An old stalwart for treating cold sores and other conditions related to the herpes virus could have a new life as an Alzheimer’s disease therapy, suggest researchers from the UK’s University of Manchester.

A team from the University’s Faculty of Life Sciences and Manchester Royal Infirmary, led by Professor Ruth Itzhaki, had previously shown that herpes simplex virus type 1 (HSV1) was a strong risk factor for Alzheimer’s disease in people with the type 4 allele of the apolipoprotein E gene.

In their latest research, published in the Journal of Pathology (Volume 217, Issue 1), Itzhaki et al discovered that DNA for HSV1 was located specifically in the amyloid plaques characteristic of Alzheimer’s. Evidence of viral implication in the disease points to a possible role for antivirals such as aciclovir (GlaxoSmithKline’s Zovirax).

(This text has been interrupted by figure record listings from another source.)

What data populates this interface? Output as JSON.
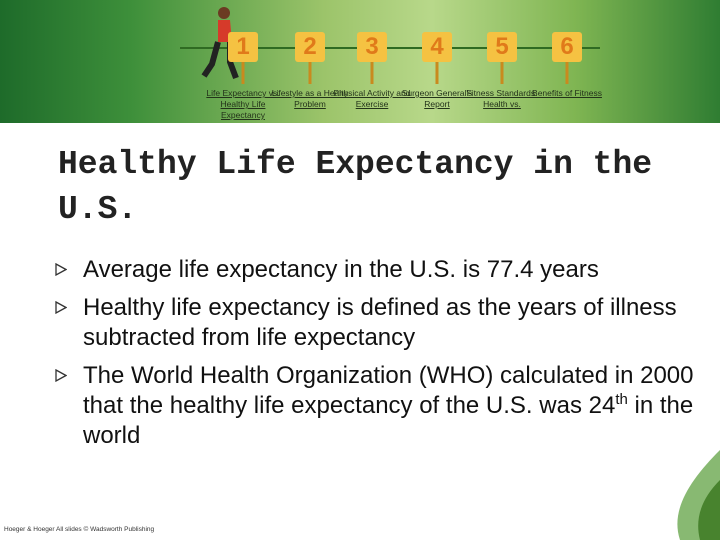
{
  "header": {
    "nav": [
      {
        "number": "1",
        "label": "Life Expectancy vs. Healthy Life Expectancy"
      },
      {
        "number": "2",
        "label": "Lifestyle as a Health Problem"
      },
      {
        "number": "3",
        "label": "Physical Activity and Exercise"
      },
      {
        "number": "4",
        "label": "Surgeon General's Report"
      },
      {
        "number": "5",
        "label": "Fitness Standards: Health vs."
      },
      {
        "number": "6",
        "label": "Benefits of Fitness"
      }
    ]
  },
  "title": "Healthy Life Expectancy in the U.S.",
  "bullets": [
    {
      "text": "Average life expectancy in the U.S. is 77.4 years"
    },
    {
      "text": "Healthy life expectancy is defined as the years of illness subtracted from life expectancy"
    },
    {
      "text": "The World Health Organization (WHO) calculated in 2000 that the healthy life expectancy of the U.S. was 24",
      "sup": "th",
      "after": " in the world"
    }
  ],
  "footer": "Hoeger & Hoeger All slides © Wadsworth Publishing"
}
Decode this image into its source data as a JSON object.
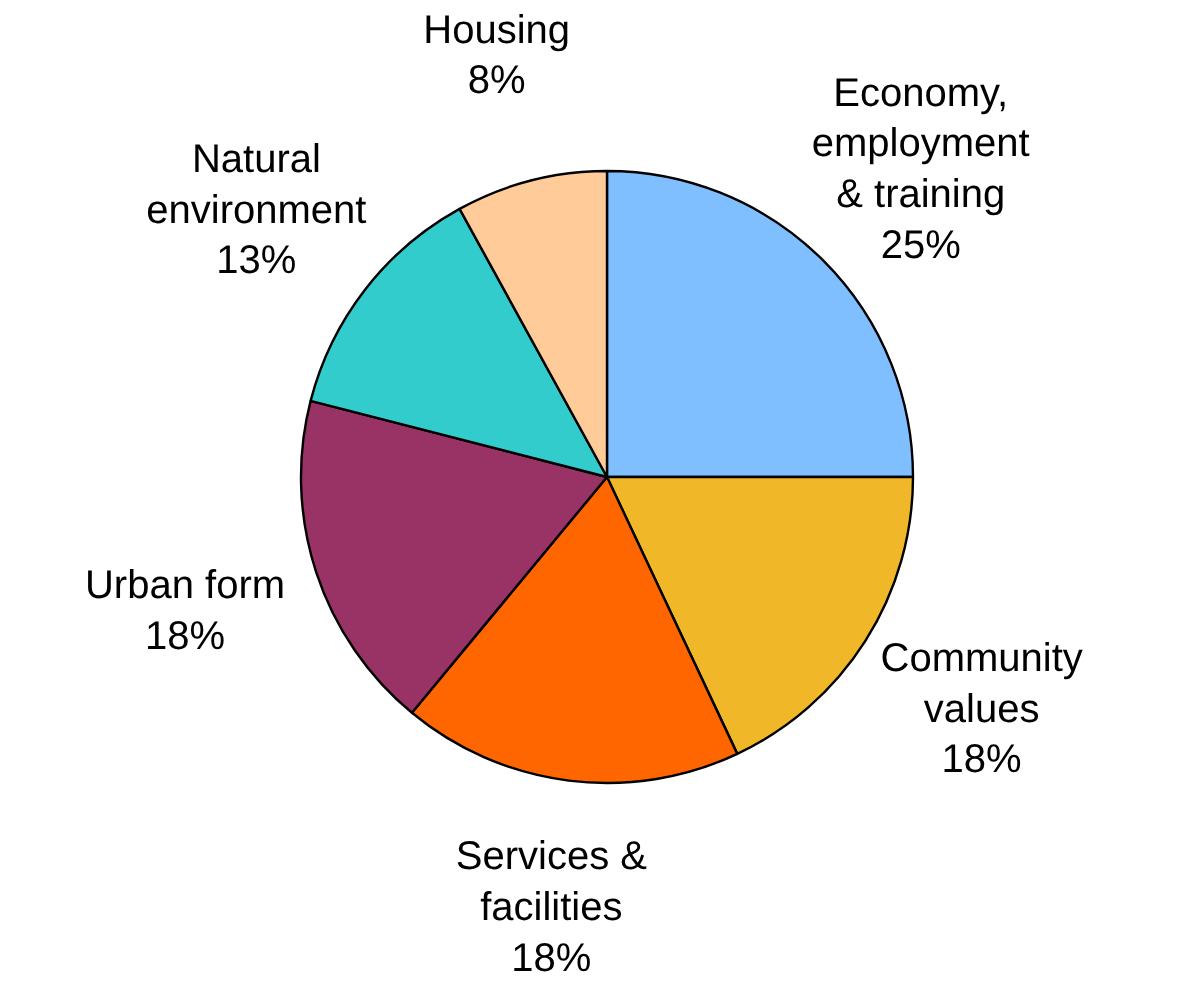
{
  "chart_data": {
    "type": "pie",
    "categories": [
      "Economy, employment & training",
      "Community values",
      "Services & facilities",
      "Urban form",
      "Natural environment",
      "Housing"
    ],
    "values": [
      25,
      18,
      18,
      18,
      13,
      8
    ],
    "value_labels": [
      "25%",
      "18%",
      "18%",
      "18%",
      "13%",
      "8%"
    ],
    "colors": [
      "#80bfff",
      "#f0b828",
      "#ff6600",
      "#993366",
      "#33cccc",
      "#ffcc99"
    ],
    "legend": false
  }
}
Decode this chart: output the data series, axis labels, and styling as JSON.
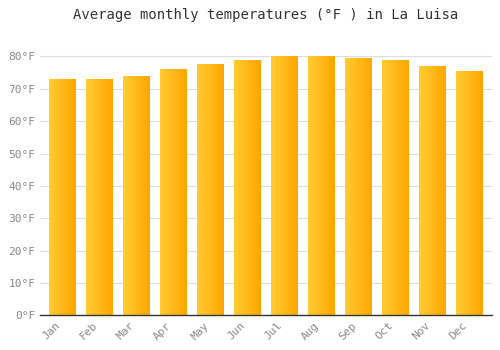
{
  "months": [
    "Jan",
    "Feb",
    "Mar",
    "Apr",
    "May",
    "Jun",
    "Jul",
    "Aug",
    "Sep",
    "Oct",
    "Nov",
    "Dec"
  ],
  "values": [
    73,
    73,
    74,
    76,
    77.5,
    79,
    80,
    80,
    79.5,
    79,
    77,
    75.5
  ],
  "title": "Average monthly temperatures (°F ) in La Luisa",
  "ylim": [
    0,
    88
  ],
  "yticks": [
    0,
    10,
    20,
    30,
    40,
    50,
    60,
    70,
    80
  ],
  "ytick_labels": [
    "0°F",
    "10°F",
    "20°F",
    "30°F",
    "40°F",
    "50°F",
    "60°F",
    "70°F",
    "80°F"
  ],
  "bar_color_left": "#FFCC33",
  "bar_color_right": "#FFA500",
  "background_color": "#FFFFFF",
  "grid_color": "#DDDDDD",
  "title_color": "#333333",
  "tick_label_color": "#888888",
  "title_fontsize": 10,
  "tick_fontsize": 8,
  "bar_width": 0.75,
  "n_grad": 60
}
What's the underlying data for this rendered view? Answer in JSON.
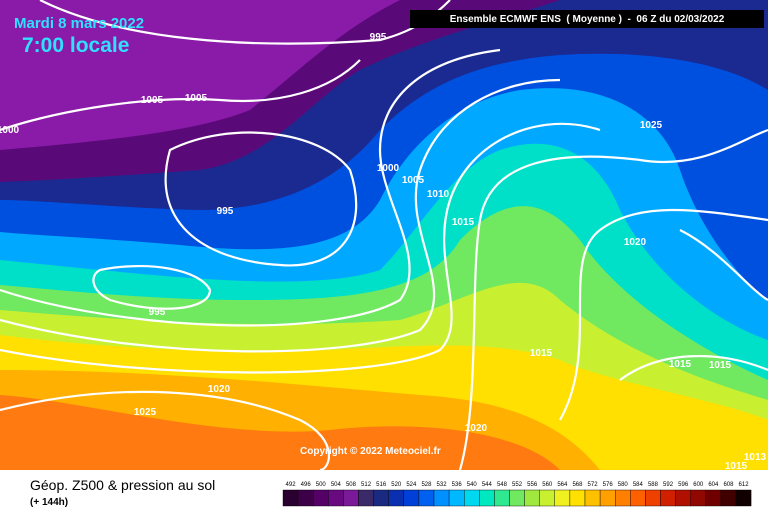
{
  "header": {
    "date": "Mardi 8 mars 2022",
    "time": "7:00 locale",
    "model": "Ensemble ECMWF ENS  ( Moyenne )  -  06 Z du 02/03/2022"
  },
  "copyright": "Copyright © 2022 Meteociel.fr",
  "caption": {
    "title": "Géop. Z500 & pression au sol",
    "lead": "(+ 144h)"
  },
  "isobar_labels": [
    "995",
    "1005",
    "1005",
    "1000",
    "995",
    "995",
    "1000",
    "1005",
    "1010",
    "1015",
    "1025",
    "1020",
    "1015",
    "1015",
    "1015",
    "1020",
    "1025",
    "1020",
    "1015",
    "1013"
  ],
  "colorbar": {
    "ticks": [
      492,
      496,
      500,
      504,
      508,
      512,
      516,
      520,
      524,
      528,
      532,
      536,
      540,
      544,
      548,
      552,
      556,
      560,
      564,
      568,
      572,
      576,
      580,
      584,
      588,
      592,
      596,
      600,
      604,
      608,
      612
    ],
    "colors": [
      "#2a0030",
      "#3d0048",
      "#550066",
      "#6a0a80",
      "#7a1a99",
      "#3a2a6a",
      "#1a2a80",
      "#0a30b0",
      "#0040d8",
      "#0060f0",
      "#0090ff",
      "#00b8ff",
      "#00d8f0",
      "#00e8c0",
      "#30e890",
      "#70e860",
      "#a0e840",
      "#c8f030",
      "#f0f020",
      "#ffe000",
      "#ffc000",
      "#ffa000",
      "#ff8000",
      "#ff6000",
      "#f04000",
      "#d02000",
      "#b01000",
      "#900800",
      "#700000",
      "#400000",
      "#100000"
    ]
  }
}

Notably, 90% of plaques in the brains of people with Alzheimer’s disease contained the viral DNA and 72% of the DNA was associated with plaques, the researchers reported. In aged normal brains, where amyloid plaques are also found but at a lower frequency, 80% of plaques contained HSV1 DNA yet only 24% of the viral DNA was plaque-associated.

The Manchester team had previously demonstrated that HSV1 infection of nerve-type cells induced deposition of beta amyloid, the main component of amyloid plaques. Taken together, “these findings strongly implicate HSV1 as a major factor in the formation of amyloid deposits and plaques, abnormalities thought by many in the field to be major contributors to Alzheimer’s disease”, Manchester University stated.

The researchers’ theory is that HSV1 “enters the brain in the elderly as their immune systems decline and then establishes a dormant infection from which it is repeatedly activated by events such as stress, immunosuppression and various infections”, Itzhaki explained. “The ensuing active HSV1 infection causes severe damage in brain cells, most of which die and then disintegrate, thereby releasing amyloid aggregates which develop into amyloid plaques after other components of dying cells are deposited on them.”

In preliminary experiments the Manchester team has shown that aciclovir reduces amyloid deposition and also certain other features of Alzheimer’s disease found to be caused by HSV1 infection. “Antiviral agents would inhibit the harmful consequences of HSV1 action – in other words, inhibit a likely major cause of the disease irrespective of the actual damaging processes involved, whereas current treatments at best merely inhibit some of the symptoms of the disease,” team member Dr Matthew Wozniak commented.

The researchers hope they can now secure funding to take their work further, which would involve investigating in detail the effect of antiviral agents on the Alzheimer’s disease-associated changes that occur during HSV1 infection, as well as the nature of these processes and the role of apolipoprotein E gene.